Özetlersek; yüzyılın ilk yarısında Batılı anlamda bir tasvir anlayışına göre kendini biçimleyen Türk Resmi, aktarılan ve içselleştirilen yeni deneyimler üzerinden gelişimini devam ettirmektedir. Burada bir şekilde kendine alan yaratan tahayyül biçimleri; özgür biçimlemeye ilişkin yeni kodlar üreterek önem kazanmaya başlamıştır. Bu yüzden Türk resmine ilişkin yapılan dönemsel çözümlemelerde görsel bağlamı, bir kıyaslama mantığı ve yöntemi ile belirlemek yerine; oluşturucu dinamikler ve özgün koşullar üzerinden değerlendirmek daha doğru olacaktır.


[1]      Hoca Ali Rıza; (1858-1930), Türk resim sanatının başlangıç evresinde yaşanan düşünce değişimini çalışmalarında çok net yansıtan, Mekteb-i Harbiye-i Şahane’de öğrenim görmüş asker kökenli bir sanatçıdır. Fotoğraf yorumlarıyla başlayan resim serüvenini işlek bir fırça tekniğiyle buluşturan başarılı bir yorumcudur.

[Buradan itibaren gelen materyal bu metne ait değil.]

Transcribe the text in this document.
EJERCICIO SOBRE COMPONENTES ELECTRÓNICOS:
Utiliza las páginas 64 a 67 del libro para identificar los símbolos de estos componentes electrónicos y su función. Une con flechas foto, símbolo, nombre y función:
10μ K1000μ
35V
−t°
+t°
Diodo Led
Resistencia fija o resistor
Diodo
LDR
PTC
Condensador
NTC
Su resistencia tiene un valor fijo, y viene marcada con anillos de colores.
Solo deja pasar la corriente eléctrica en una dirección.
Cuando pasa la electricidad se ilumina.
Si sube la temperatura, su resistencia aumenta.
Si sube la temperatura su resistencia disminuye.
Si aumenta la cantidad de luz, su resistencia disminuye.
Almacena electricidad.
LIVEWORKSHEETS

[2]      Bkz. Mümtaz Sağlam, “Modelini Öteleyen Yapısal Bir Bütünlük / Hoca Ali Rıza”, Sanat Dünyamız, Sayı: 143, Kasım 2014.

[3]      Şeker Ahmet Paşa; (1841-1907), Tıbbiye Mektebinde öğrenim görmüştür. 1864 yılında Sultan Abdülaziz tarafından resim öğrenimi görmek üzere Paris’e gönderilmiştir. Gustave Boulanger ve Leon Gerome gibi sanatçıların atölyelerinde çalışmıştır. Klasik ve akademik bir sanat anlayışı üzerinde eğitimini tamamlamasına rağmen, resimlerinde bu izleri görmek zordur. Resimlerinde beliren çelişkili anlatımlar, bu yapıtları çarpıcı ve önemli “dönemsel” çalışmalar haline getirir.

[4]      Osman Hamdi Bey, (1842-1910); Müzeci, ressam ve arkeolog. İstanbul Arkeoloji Müzeleri ve Sanayi-i Nefise Mektebi’nin kurulmasında büyük katkıları olmuştur. Genel resim yaklaşımı itibariyle Oryantalizm’i benimsemiş olmasıyla tanınan Osman Hamdi Bey’i figüratif yönsemede aksayarak gelişen Türk resminde, figüre ilişkin sorunları ısrarla çözüme taşıyan öncü bir ressam ve düşünce adamı olarak görmek gerekir.

[5]      Bkz. Nazmi Ziya Güran, Taksim Meydanı, 1935, Tuval Üzerine Yağlıboya, 73,5×92 cm, Sabancı Üniversitesi Sakıp Sabancı Müzesi Koleksiyonu.